The actions you take determine how you choose to spend the currency of time. Spending time without thought leads to spending time in ways that do not help or serve you. Many actions squander time. Some are like throwing pennies in a wishing well with a song and prayer, hoping your wish will come true. Others are a gift we give to others. And some are wasted, like money slipping through your fingers never to be retrieved.


Here are the major ways you cost yourself time:


1. Worrying – Worrying is thinking about a future outcome that you have no control over. It pretends to be necessary and you believe it is helpful to plan for every eventual outcome. But the truth is you cannot control the future, nor predict what will happen and therefore worrying does not serve you. It only serves to distract you from the present moment.


2. Buffering – Buffering refers to any action that is taken to avoid the actual work. This includes activities like distraction eating, social media, and binge-watching Netflix. These cost significant time when used in place of working towards your goals.

 
3. People pleasing – People pleasing occurs when you are more concerned about someone else’s reaction and how they feel about you than about the goals and priorities in your life. This wastes time because you spend it trying to control another person’s response, which is not possible.


4. Indecision – Indecision is a sneaky expense. It occurs when you endlessly weigh pros and cons or procrastinate. When sitting with indecision, you are choosing to avoid action. It can feel like action because you think about the decision to be made, but when you delay a decision in order to avoid making the wrong decision, you lose the opportunity to take action and to learn.
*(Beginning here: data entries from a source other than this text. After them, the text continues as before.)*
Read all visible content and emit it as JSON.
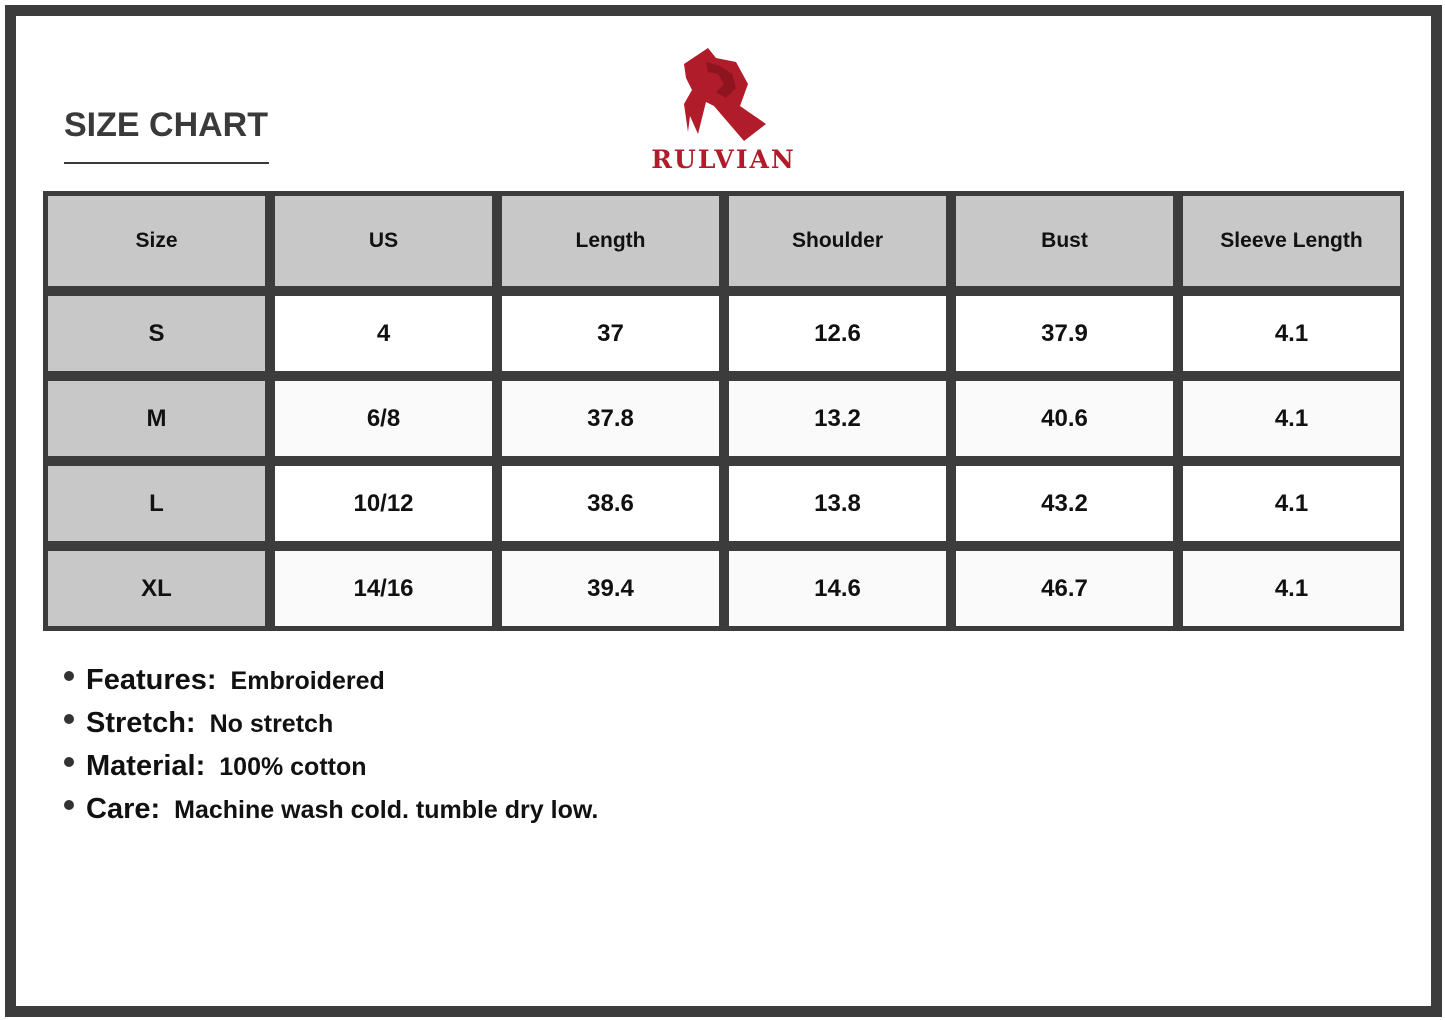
{
  "title": "SIZE CHART",
  "brand": {
    "name": "RULVIAN",
    "color": "#b01c2a"
  },
  "table": {
    "headers": [
      "Size",
      "US",
      "Length",
      "Shoulder",
      "Bust",
      "Sleeve Length"
    ],
    "rows": [
      [
        "S",
        "4",
        "37",
        "12.6",
        "37.9",
        "4.1"
      ],
      [
        "M",
        "6/8",
        "37.8",
        "13.2",
        "40.6",
        "4.1"
      ],
      [
        "L",
        "10/12",
        "38.6",
        "13.8",
        "43.2",
        "4.1"
      ],
      [
        "XL",
        "14/16",
        "39.4",
        "14.6",
        "46.7",
        "4.1"
      ]
    ]
  },
  "features": [
    {
      "label": "Features:",
      "value": "Embroidered"
    },
    {
      "label": "Stretch:",
      "value": "No stretch"
    },
    {
      "label": "Material:",
      "value": "100% cotton"
    },
    {
      "label": "Care:",
      "value": "Machine wash cold. tumble dry low."
    }
  ]
}
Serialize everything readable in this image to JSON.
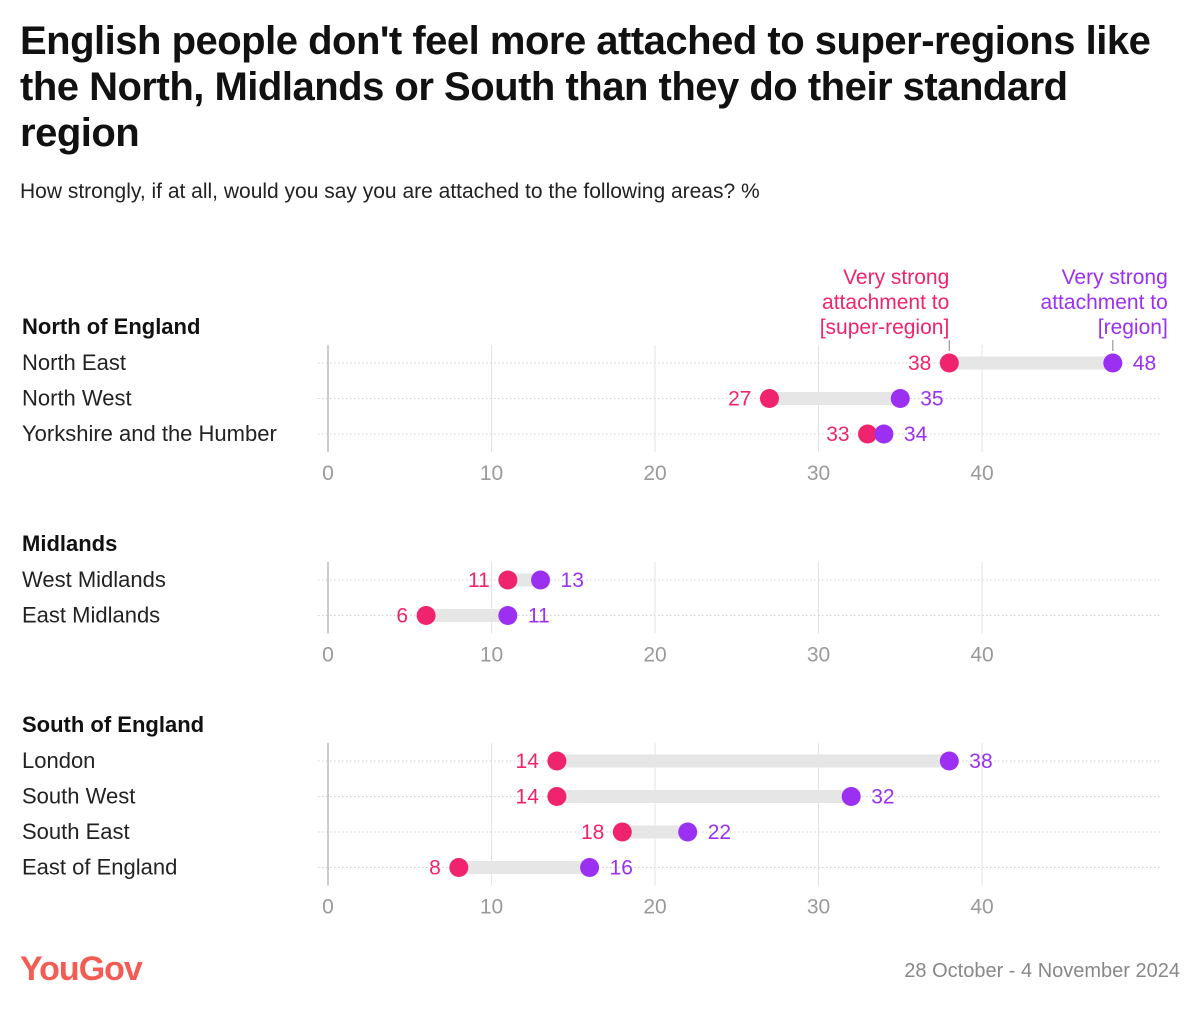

5. Confusion – Confusion is never a helpful expense. Confusion costs a lot of time currency because you spiral around and around convincing yourself that you do not know the answers and therefore cannot possibly take action. But every problem begins with missing information. Confusion rears up when you aren’t certain what to do next and, much like indecision, robs us of the ability to take action and move forward.


6. Judging – Similar to people pleasing, judging takes your time currency away from forward action. It focuses your attention externally on something outside of your control. It costs your time currency by distracting you and taking you away from solving the actual issue at hand.


7. Overwhelm – Overwhelm happens to us all, but it is an expensive, indulgent feeling. Stemming from thoughts that there is not enough time, overwhelm feels like a natural response. But it costs you time currency by taking your focus away from systematically working through your to-do list.


8. Regretting  – The past is the past. It happened exactly as it did, good or bad, and until a time machine exists, you cannot change it. Spending currency on regret steals it from the present, and the present is the only reality.


Thinking of time as currency allows you to budget time like you budget your paycheck. You get to choose what is of value to spend your time on. Choosing where you spend your time is a soft skill that will pay dividends to help you accomplish your goals.